Even in the wake of Obama's “evolution” on marriage last week, some critics seized on his statement that the states should decide whether to offer gay and lesbian Americans equal treatment under the law.

Yet it is only the courts – not the executive or legislative branches – that can require the states to honor same-sex marriages. And actions speak louder than words.

This week, Chris Geidner, senior political editor for the LGBT magazine Metro Weekly, appeared on the AlterNet Radio Hour to highlight where the administration has missed opportunities to advance gay civil rights, and to explain how the administration has been working to advance marriage equality nationwide in the courts – out of the glare of the political press. Below is a lightly edited transcript of the interview (you can listen to the whole show here).

Joshua Holland: Chris, we have folks like Rick Santorum running around blathering about how marriage has always been between a man and a woman and all that. Did you know that Professor John Boswell, the late chairman of Yale University’s History Department, discovered in ancient Christian liturgical documents that the church was performing same-sex marriages hundreds and hundreds of years back?

Chris Geidner: Yeah.

JH: I had never heard that.

CG: Professor Boswell has done a remarkable amount of work looking at the history of where the Christian religion has actually been on this issue.

JH: We had marriage equality back in the Dark Ages, it seems -- back in the 10th and 11th centuries. Now we’ve regressed greatly. Also if you go to the Kiev Art Museum there’s a painting which appears to show Jesus himself officiating over a marriage between two men. I did not know any of this.

CG: I definitely have not seen that.

JH: It’s fascinating stuff. Getting back to the present. This week Obama made huge news by coming out in favor of full marriage equality. Let me ask you, were you surprised by this move?

CG: I wasn’t surprised by the decision that he made. I think it’s been clear that we were really looking at a matter of when, not if on this issue. I think that clearly the vice-president’s eager words on "Meet the Press" this past weekend created a media situation that didn’t allow for the president to do this on his timeline. In order to get back to the topics that they want to be spending the election season on, they had to just get this done.
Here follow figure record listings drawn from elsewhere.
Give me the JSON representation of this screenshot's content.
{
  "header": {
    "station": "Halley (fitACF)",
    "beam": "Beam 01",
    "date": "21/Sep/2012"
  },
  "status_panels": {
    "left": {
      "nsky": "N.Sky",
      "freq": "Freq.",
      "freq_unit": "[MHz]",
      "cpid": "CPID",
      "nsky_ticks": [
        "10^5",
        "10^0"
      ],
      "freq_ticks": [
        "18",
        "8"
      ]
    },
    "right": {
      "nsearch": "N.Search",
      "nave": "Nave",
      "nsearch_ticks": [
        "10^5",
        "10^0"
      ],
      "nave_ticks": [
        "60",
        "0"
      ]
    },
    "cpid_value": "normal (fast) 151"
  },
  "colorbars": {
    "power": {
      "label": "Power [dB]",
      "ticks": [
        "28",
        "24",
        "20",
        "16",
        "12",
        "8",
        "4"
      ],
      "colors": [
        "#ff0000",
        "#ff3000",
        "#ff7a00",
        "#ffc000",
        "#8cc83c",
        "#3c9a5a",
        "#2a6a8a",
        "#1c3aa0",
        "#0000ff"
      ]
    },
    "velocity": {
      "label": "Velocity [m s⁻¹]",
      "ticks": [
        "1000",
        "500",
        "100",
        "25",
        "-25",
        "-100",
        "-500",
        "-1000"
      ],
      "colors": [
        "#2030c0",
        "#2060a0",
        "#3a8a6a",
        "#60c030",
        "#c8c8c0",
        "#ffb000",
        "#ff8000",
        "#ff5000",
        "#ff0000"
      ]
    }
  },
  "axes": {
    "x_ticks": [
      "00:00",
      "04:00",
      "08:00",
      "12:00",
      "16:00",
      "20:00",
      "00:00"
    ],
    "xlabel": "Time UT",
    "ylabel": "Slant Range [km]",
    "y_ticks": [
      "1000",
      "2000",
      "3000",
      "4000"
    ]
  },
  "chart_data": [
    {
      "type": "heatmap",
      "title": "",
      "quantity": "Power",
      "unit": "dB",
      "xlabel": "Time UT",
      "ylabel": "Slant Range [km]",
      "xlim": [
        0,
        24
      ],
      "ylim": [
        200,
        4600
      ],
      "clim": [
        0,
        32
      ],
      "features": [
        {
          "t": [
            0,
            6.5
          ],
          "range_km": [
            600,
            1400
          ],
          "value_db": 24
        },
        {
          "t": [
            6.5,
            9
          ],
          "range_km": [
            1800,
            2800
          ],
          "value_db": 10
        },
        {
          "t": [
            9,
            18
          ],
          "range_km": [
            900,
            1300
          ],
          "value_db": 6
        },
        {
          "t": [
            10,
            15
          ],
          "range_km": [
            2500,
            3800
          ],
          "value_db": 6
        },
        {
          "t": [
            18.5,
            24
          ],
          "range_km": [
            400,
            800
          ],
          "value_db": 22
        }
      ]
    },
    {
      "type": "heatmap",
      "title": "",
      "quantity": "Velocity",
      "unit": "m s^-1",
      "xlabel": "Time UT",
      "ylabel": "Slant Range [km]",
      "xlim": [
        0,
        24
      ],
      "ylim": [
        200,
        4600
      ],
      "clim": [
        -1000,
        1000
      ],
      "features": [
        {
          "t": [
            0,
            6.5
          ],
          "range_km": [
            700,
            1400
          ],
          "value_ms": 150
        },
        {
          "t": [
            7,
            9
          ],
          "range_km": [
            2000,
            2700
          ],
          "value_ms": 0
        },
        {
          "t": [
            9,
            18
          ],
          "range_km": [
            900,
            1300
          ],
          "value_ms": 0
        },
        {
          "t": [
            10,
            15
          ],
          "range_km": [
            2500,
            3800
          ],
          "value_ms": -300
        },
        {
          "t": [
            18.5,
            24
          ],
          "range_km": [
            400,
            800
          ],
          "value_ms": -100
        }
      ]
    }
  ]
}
JH: And it's six months before the election, so it’s not going to be an immediate, salient issue. Some people say that Joe Biden had a carefully plotted-out balloon -- a trial balloon. I tend to think Joe Biden is famous for running off his mouth and got ahead of himself. What’s your take?

CG: I don’t buy the idea that it was a trial balloon. I think it always comes down to a tweet these days. It’s not follow the money; it’s follow the tweets. When Chuck Todd said that the vice-president’s office had contacted him immediately after the interview aired and told him that that vice-president was speaking for himself and not the administration – that sort of makes clear where things were, even though later David Axelrod, representing the campaign, made a statement saying that the vice president hadn’t said anything more than what the president had already said.